On September 25 Italians will go to the polls to elect a new parliament. That’s about six months earlier than planned, a result of the resignation of Prime Minister Mario Draghi on July 21 and the dissolution of the coalition that had supported his government since February 2021. The collapse of governing coalitions in Italy is hardly unprecedented, of course, but this time the consequences could be particularly momentous: right-wing populists stand a real chance of seizing control, which would affect not only relations with Europe and the United States, but also the position of the West in general toward the war in Ukraine.
Draghi, who served as president of the European Central Bank from 2011 to 2019, was brought in early last year with the blessing of the establishment, which saw him as a capable technocrat who could moderate the populist demands of the Five Star Movement while fending off right-wing pressures from Matteo Salvini’s League and Giorgia Meloni’s Brothers of Italy. His government’s raison d’être was trying to make the best use of the extraordinary funds coming from the European Union for pandemic recovery. A suspension of politics-as-usual was the only thing that made the government work, but an internal split within the Five Star Movement quickly brought about its demise—proof once again of the instability of a vast coalition ranging from hard right to center-left.
It’s also possible to trace the fall of Draghi to the failure to elect him president of the republic in January 2022. This would have given Europe and the international financial system the assurance that Italy was in the hands of a highly respected civil servant with a unique record. At the same time, electing the sitting prime minister as president would have been constitutionally complicated, and would have turned Italy from a parliamentary system into a semi-presidential system, such as that in France. Italy continues to prize the proliferation of political parties and in fact prefers that coalitions are unable to govern decisively.
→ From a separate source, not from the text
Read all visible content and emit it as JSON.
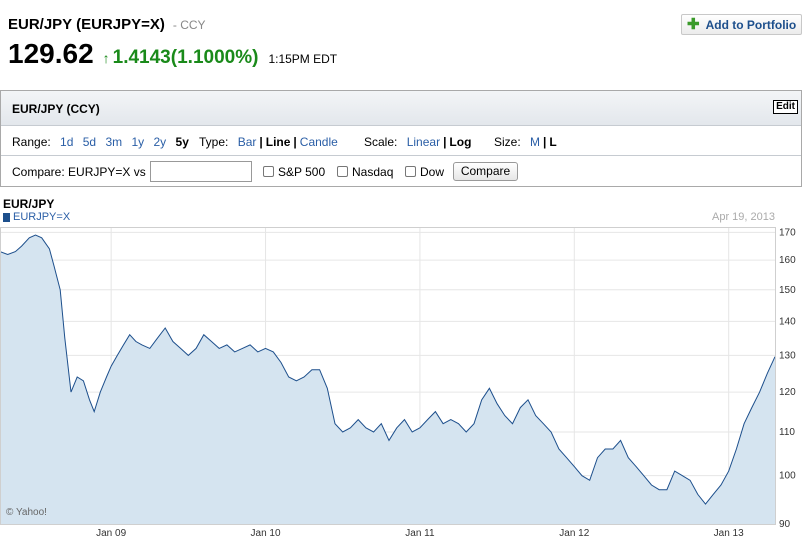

This was a conscious decision made during the constitutional convention between 1946 and 1948, when, with the memory of fascism fresh in mind, Italians feared the ideological power that the victor in a winner-take-all system could wield. But seventy-five years later, this “silent” anti-Fascist (and anti-Communist) clause might very well lead to the rise of parties that do not possess the DNA of Italian post-war democracy—and on top of that may not even offer the pro-Western assurances that Silvio Berlusconi has since 1994.
In the 2018 elections, almost one in three Italians voted for the Five Star Movement. Five Star provided key relief to millions of Italians thanks to its push for a universal basic income, but the party was otherwise incapable of elaborating on a platform and incompetent in governing. Most of those votes could go now to the hard right, especially to Meloni’s Brothers of Italy—which has been upfront in embracing a nostalgia for illiberalism, if not fascism. She and Salvini’s isolationist League compete in exploiting the immigration issue, but both also decry Draghi’s technocratic agenda in a country where the number of Italians living in or close to poverty has risen (recent data say 6 million), especially in the South. Though Berlusconi’s neo-liberal Forza Italia no longer dominates the right wing, it still has the richest purse and the greatest propaganda support, thanks to the tycoon’s media empire.